Kohler’s comments come as Morgan Stanley analysts warn that changes to negative gearing and capital gains tax concessions in the federal budget could cause housing prices to fall by up to 10 per cent.
Even though the fall in investor demand will be partly offset by growth in owner-occupier activity, Morgan Stanley sees a five to 10 per cent drop in national prices as likely, ‘taking into account the soft starting point for housing with RBA rate hikes’.
That would be one of the largest price corrections over the past 40 years, the analysts wrote.
Mr Kohler questioned if the tax changes are the hill Albanese and Chalmers want to die on
‘Larger declines could come from more fundamental changes in investor price expectations or a slower than usual policy response.’
Negative gearing allows property investors to deduct losses on their investment property, such as interest payments and maintenance costs from their overall taxable income.
This strategy is typically used when rental income is lower than the costs of owning the property.
Existing investment properties that are negatively geared before Budget night will be ‘grandfathered’, meaning their current tax treatment will continue.
Homeowners who live in a property before Budget night will also be able to negatively gear it if they later turn it into an investment property.
Labor will also scrap the current 50 per cent capital gains tax discount and replace it with a new system based on inflation.

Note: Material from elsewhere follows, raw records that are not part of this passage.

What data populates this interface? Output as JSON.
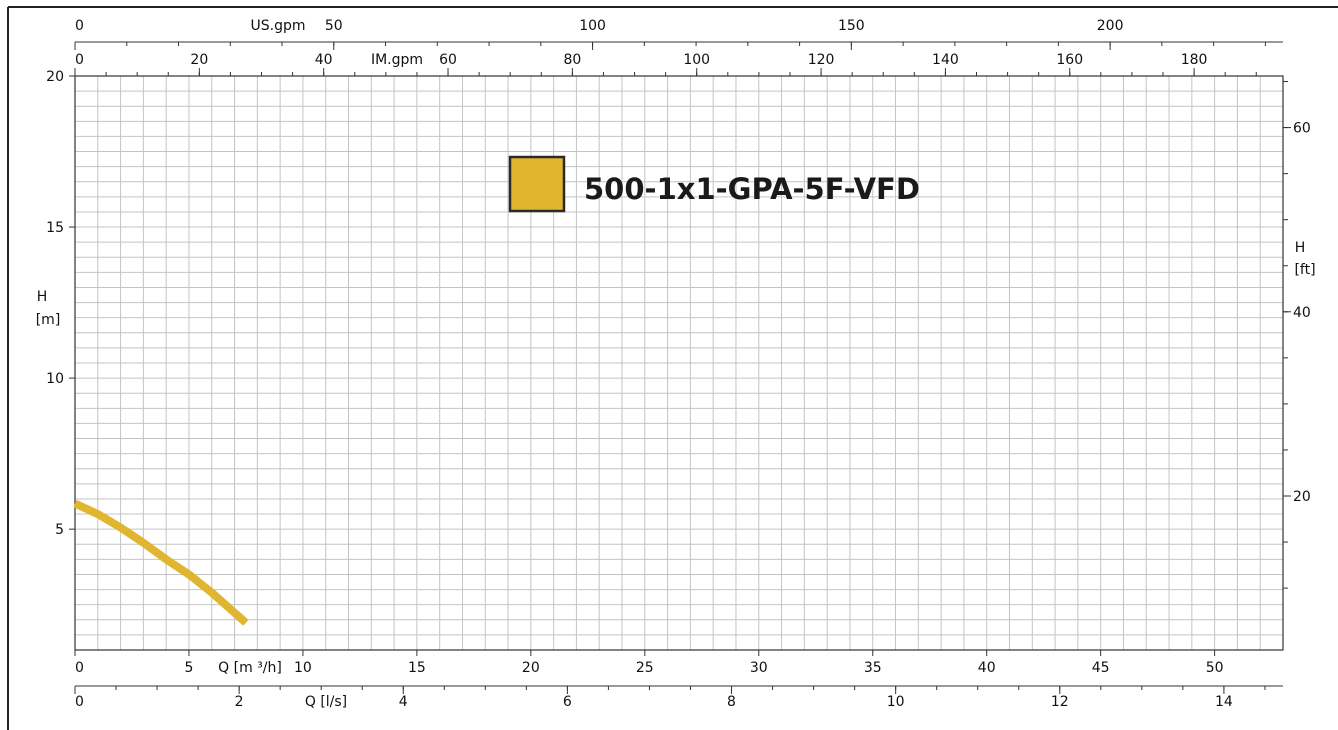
{
  "chart_data": {
    "type": "line",
    "series": [
      {
        "name": "500-1x1-GPA-5F-VFD",
        "color": "#e0b52f",
        "x": [
          0,
          1,
          2,
          3,
          4,
          5,
          6,
          7.5
        ],
        "y": [
          5.85,
          5.5,
          5.05,
          4.55,
          4.0,
          3.5,
          2.9,
          1.9
        ]
      }
    ],
    "x_axis_m3h": {
      "label": "Q [m ³/h]",
      "range": [
        0,
        53
      ],
      "ticks": [
        0,
        5,
        10,
        15,
        20,
        25,
        30,
        35,
        40,
        45,
        50
      ],
      "tick_labels": [
        "0",
        "5",
        "10",
        "15",
        "20",
        "25",
        "30",
        "35",
        "40",
        "45",
        "50"
      ]
    },
    "x_axis_ls": {
      "label": "Q [l/s]",
      "range": [
        0,
        14.72
      ],
      "ticks": [
        0,
        2,
        4,
        6,
        8,
        10,
        12,
        14
      ],
      "tick_labels": [
        "0",
        "2",
        "4",
        "6",
        "8",
        "10",
        "12",
        "14"
      ]
    },
    "x_axis_usgpm": {
      "label": "US.gpm",
      "range": [
        0,
        233.4
      ],
      "ticks": [
        0,
        50,
        100,
        150,
        200
      ],
      "tick_labels": [
        "0",
        "50",
        "100",
        "150",
        "200"
      ]
    },
    "x_axis_imgpm": {
      "label": "IM.gpm",
      "range": [
        0,
        194.3
      ],
      "ticks": [
        0,
        20,
        40,
        60,
        80,
        100,
        120,
        140,
        160,
        180
      ],
      "tick_labels": [
        "0",
        "20",
        "40",
        "60",
        "80",
        "100",
        "120",
        "140",
        "160",
        "180"
      ]
    },
    "y_axis_m": {
      "label": "H",
      "unit": "[m]",
      "range": [
        1,
        20
      ],
      "ticks": [
        5,
        10,
        15,
        20
      ],
      "tick_labels": [
        "5",
        "10",
        "15",
        "20"
      ]
    },
    "y_axis_ft": {
      "label": "H",
      "unit": "[ft]",
      "range": [
        3.28,
        65.6
      ],
      "ticks": [
        20,
        40,
        60
      ],
      "tick_labels": [
        "20",
        "40",
        "60"
      ]
    },
    "grid": true,
    "legend_position": "top-center",
    "legend_label": "500-1x1-GPA-5F-VFD"
  }
}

This means only profits above inflation will be taxed when assets are sold.
Currently, investors who hold an asset for more than 12 months can halve their taxable capital gain.
Under the new model, that automatic 50 per cent discount will end. Instead, the asset’s original purchase price will be adjusted for inflation, and tax will be applied only to any gain above that amount.
The reforms will also introduce a minimum 30 per cent tax rate on inflation-adjusted capital gains, so investors cannot reduce their tax bill by selling assets in low-income years.